У столь удачного столичного дебюта
был прочный фундамент, закладывавшийся с юных лет, с первых проб пера
семнадцатилетнего газетного корреспондента, пришедшихся на сложную и
драматическую пору пресловутого «великого перелома» — коллективизации. Был
Радов свидетелем и участником долгого и трудного процесса восстановления
хозяйства Курской области, израненного войной, когда вернувшиеся домой солдаты
сталкивались с такими проблемами, что, как скажет один из персонажей, легче
танковую атаку отбить, чем с ними справиться.
Всей деятельности писателя было
свойственно, по выражению Константина Симонова, стремление к длительности
наблюдений, нередкое возвращение на место действия своих прежних статей и
очерков, будь то края, знакомые с детства, или впервые увиденные в пору подъема
целины, а потом посещаемые вновь и вновь — не в пример авторам, кои кинулись
воспевать первые урожаи, но, когда гром победы поутих
и обнаружились серьезнейшие проблемы, и дорогу туда позабыли. Радов же вместе с
новоселами пережил (и описал) подступившие трудности и испытания —
катастрофическое падение сборов зерна, пыльные черные бури, уносившие
плодородные слои земли, пока не были созданы спасительные противоэрозийные
комплексы.
Читая очерк «На быстрине и
бережком», думаешь, что и писатель-то прожил жизнь именно на быстрине («самое
быстрое, бойкое место потока, русла, стрежень» — так охарактеризовано это слово
у Владимира Даля).
Заметим, что его родная земля и в
минувшем веке была верна сказанному в «Слове о полку Игореве» — о «курянах…

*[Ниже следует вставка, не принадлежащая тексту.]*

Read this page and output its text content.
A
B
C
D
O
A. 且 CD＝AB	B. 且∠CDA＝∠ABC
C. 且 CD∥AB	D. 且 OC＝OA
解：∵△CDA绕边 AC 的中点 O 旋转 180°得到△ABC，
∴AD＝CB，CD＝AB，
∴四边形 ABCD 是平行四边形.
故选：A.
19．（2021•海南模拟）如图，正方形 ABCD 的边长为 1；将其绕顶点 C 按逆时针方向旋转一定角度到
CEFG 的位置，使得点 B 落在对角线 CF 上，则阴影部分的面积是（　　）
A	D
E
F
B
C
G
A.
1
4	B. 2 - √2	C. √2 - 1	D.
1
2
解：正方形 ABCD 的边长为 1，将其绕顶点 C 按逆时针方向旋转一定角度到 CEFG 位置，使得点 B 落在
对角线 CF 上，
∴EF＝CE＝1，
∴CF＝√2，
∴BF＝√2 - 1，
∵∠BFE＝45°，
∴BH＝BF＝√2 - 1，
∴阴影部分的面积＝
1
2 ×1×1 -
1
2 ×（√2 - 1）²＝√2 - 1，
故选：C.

славных воинах», и Радову было
у кого учиться, с кого брать пример, с кем соседствовать в одном строю. Недаром
на страницах книги постоянно возникает имя Валентина Овечкина, чьи «Районные
будни» стали образцом гражданской смелости, мощным прорывом к правде о реальном
положении послевоенной деревни.
Вспоминают, что напечатавший этот
очерк в «Новом мире» в 1952 году (еще при жизни Сталина!) Александр Твардовский
сказал в день выхода журнала: «Ну, теперь поплыло!». И Радов был среди первых,
кто «поплыл» в овечкинском «кильватере» (нет, чтобы
как-нибудь сторонкой… бережком!).
«Поле, условно именуемое
деревенской темой» (слова из его поздней критической статьи), было огромно и
давало возможность бороздить его в самых разных направлениях, порой прокладывая
свою собственную, отличную от других борозду («Всякому зерну своя борозда» —
снова вспоминается далевский словарь!).
«Друг мой, Антон Прокофьевич» называется один из многочисленных радовских очерков о людях, в самые разные годы занимавших
«заглавную должность» руководителя колхоза и в совокупности составлявших
«Председательский корпус» (так назван целый раздел нынешнего сборника).
Писатель исследует этот «слой» с
таким же тщанием, объективностью и беспристраст-ностью, как, к слову сказать, в
другом случае небезызвестное явление «шабашничества»,
в многолетнем изучении которого откровенно признается в очерке «Кирилл Петрович
и “боги”» (снова длительность наблюдения!).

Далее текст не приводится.